# Jeeps



## jeepmedic (Jan 2, 2007)

Are there any other Jeep fans here?

I have a '79 CJ 5 and a '05 Liberty CRD. Want a '07 4 door Wrangler next.


----------



## fm_emt (Jan 2, 2007)

I like the Jeep Liberty series. The CRD has been discontinued, I think.. and it was never for sale here in California. I was bummed out about that because I liked them.


----------



## klogerg (Jan 3, 2007)

I have a '99 Jeep Cherokee Sport, and absolutely love it.  I was pretty dissapointed when they stopped making it.  I agree with you, love the new 4-door wranglers.


----------



## Babymedic (Jan 3, 2007)

i have a tracker, does that count


----------



## MMiz (Jan 3, 2007)

I drive a Jeep


----------



## bdunndchi (Jan 3, 2007)

My step-dad just bought an 07 Wrangler, and my wife drives a Grand Cherokee


----------



## jeepmedic (Jan 3, 2007)

Babymedic said:


> i have a tracker, does that count



mybe or mybe not


----------



## joemt (Jan 4, 2007)

My Dad has a '76 Jeep that I've been begging him to let me have and refurb....I am also starting a job in February that rely's on Jeeps for it's mode of transportation... Last I knew we had a '76 Jeep there, and then a whole bunch of '92's.  Check out www.fantasticcaverns.com

Jo


----------



## Jon (Jan 4, 2007)

my worksite had 2 2003 Liberties and a 2004... they aren't designed for 24x7 use, 100% duty cycle... Espicially if you want to only change the oil every 3-4000 miles - gotta love cheap security companies.

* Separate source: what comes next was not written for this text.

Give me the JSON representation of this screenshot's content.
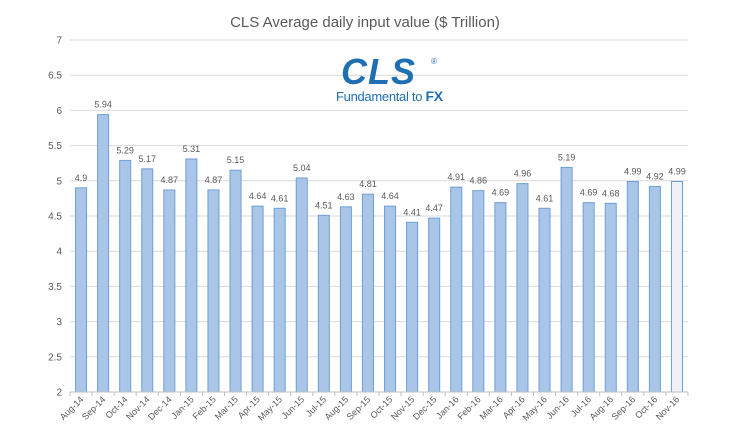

Anyway... the one 2003 Libery topped out at 120,000 Miles, was on a second engine, and needed a new rear axle and/or differential when we ditched it last week.


----------



## jeepmedic (Jan 6, 2007)

How many times did they change the fluids? We have jeep libertys on a website I go to that have way more miles than that. But they do do maintance on them though.


----------



## WVfirefightersmom (Jan 6, 2007)

jeepmedic said:


> Are there any other Jeep fans here?
> 
> I have a '79 CJ 5 and a '05 Liberty CRD. Want a '07 4 door Wrangler next.



We have an old 1995 Jeep Cherokee Sport (runs great/looks great) and a 2005 Jeep Grand Cherokee.  Jeep fan?????????? H :censored: LLLLLLLLLLLLLLLLLLLLLL YEAH!


----------



## macinfire (Jan 6, 2007)

jeepmedic said:


> Are there any other Jeep fans here?
> 
> I have a '79 CJ 5 and a '05 Liberty CRD. Want a '07 4 door Wrangler next.

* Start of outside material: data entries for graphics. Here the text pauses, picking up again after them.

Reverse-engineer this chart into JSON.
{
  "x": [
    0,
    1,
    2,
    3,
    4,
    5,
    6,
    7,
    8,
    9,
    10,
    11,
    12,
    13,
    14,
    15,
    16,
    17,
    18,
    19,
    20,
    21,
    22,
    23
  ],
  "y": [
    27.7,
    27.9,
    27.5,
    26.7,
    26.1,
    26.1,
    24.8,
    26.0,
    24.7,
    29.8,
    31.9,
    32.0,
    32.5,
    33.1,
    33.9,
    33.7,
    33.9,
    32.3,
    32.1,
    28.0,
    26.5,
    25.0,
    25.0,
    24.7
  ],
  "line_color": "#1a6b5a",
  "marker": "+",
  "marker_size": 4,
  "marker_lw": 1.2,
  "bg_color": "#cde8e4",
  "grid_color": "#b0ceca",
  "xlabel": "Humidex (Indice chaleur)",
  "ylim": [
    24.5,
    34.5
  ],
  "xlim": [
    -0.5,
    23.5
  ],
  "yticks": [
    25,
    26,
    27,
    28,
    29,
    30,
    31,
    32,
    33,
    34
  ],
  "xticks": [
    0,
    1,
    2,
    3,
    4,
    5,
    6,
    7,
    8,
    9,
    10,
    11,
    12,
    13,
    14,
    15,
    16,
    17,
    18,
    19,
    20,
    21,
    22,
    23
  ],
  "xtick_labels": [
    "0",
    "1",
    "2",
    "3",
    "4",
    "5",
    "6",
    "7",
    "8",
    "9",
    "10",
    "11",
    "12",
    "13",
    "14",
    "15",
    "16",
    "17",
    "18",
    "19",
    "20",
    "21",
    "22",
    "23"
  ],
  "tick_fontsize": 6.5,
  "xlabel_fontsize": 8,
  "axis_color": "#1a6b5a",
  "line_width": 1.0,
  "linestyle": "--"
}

same same, I want one of those 4 doors........well, all 4 doors...:wacko:


----------



## possum (Jan 6, 2007)

yes a jeep cherokee


----------



## Jon (Jan 6, 2007)

jeepmedic said:


> How many times did they change the fluids? We have jeep libertys on a website I go to that have way more miles than that. But they do do maintance on them though.

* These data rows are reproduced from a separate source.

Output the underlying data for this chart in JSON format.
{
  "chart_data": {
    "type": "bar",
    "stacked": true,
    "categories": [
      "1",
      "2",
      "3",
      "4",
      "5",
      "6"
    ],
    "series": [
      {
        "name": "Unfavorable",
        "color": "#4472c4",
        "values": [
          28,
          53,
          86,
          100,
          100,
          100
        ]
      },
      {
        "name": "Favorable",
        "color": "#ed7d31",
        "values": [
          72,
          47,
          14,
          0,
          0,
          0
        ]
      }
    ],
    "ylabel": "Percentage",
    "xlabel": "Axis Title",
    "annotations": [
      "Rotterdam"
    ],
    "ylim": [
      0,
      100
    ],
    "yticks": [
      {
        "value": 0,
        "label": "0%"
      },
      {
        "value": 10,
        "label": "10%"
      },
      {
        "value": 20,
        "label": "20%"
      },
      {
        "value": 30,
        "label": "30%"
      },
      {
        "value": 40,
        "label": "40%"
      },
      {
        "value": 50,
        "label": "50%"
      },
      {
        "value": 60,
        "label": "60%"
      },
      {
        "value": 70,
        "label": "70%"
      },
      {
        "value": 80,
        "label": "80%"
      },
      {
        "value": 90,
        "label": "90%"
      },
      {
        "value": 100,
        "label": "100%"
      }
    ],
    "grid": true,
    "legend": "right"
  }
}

Our problem is that the vehicles were driven 24x7 around parking lots and around town... slow speed, lots of stop and go, and lots of speedbumps. I would think that the Oil should be changed more than every 4000 miles in that case. It also does a number on the suspension system, espicially when everyone hits speedbumps at 20+ MPH 

Jon


----------



## cmitchell93270 (Jan 7, 2007)

i have an old jeep grand wagoneer 4 door and 4x4 runs but am wait till i get outta boot camp and "A" school to work on it


----------



## CotWoman (Jan 7, 2007)

I have a black '99 cherokee sport with a 3 inch lift...


----------



## jeepmedic (Jan 7, 2007)

umm, lets look here at the connection-- USMC (your boyfriend)
                                                      +EMS  (or fire or police)
                                                      = JEEP

Yep works out to me. :beerchug:


----------



## CotWoman (Jan 8, 2007)

jeepmedic said:


> umm, lets look here at the connection-- USMC (your boyfriend)
> +EMS  (or fire or police)
> = JEEP
> 
> Yep works out to me. :beerchug:




LMFAO  - yep thats' it... HAHA

His other vehicle is a Dodge Ram Quad Cab 4x4 - the thing is a tank - but I love it.

I love my jeep too, but it's been giving me problems lately....


----------



## jeepmedic (Jan 8, 2007)

There are some great forms out there on the wb for jeep problems. 4wd Hardware has a forum and then there is www.webwheeling.com. The folks on webwheeling are great. Lots of advise on there.


----------



## CotWoman (Jan 8, 2007)

jeepmedic said:


> There are some great forms out there on the wb for jeep problems. 4wd Hardware has a forum and then there is www.webwheeling.com. The folks on webwheeling are great. Lots of advise on there.



Awesome!!!!!! Thanks so much!!!!    I think it's my alternator giving problems.  I had the battery replaced this weekend, because everytime I run the heat the charge drops.  I thought it was the battery at first but I am still having a problem... so it's gotta be the alternator... 
What FUN!!!  :wacko:


----------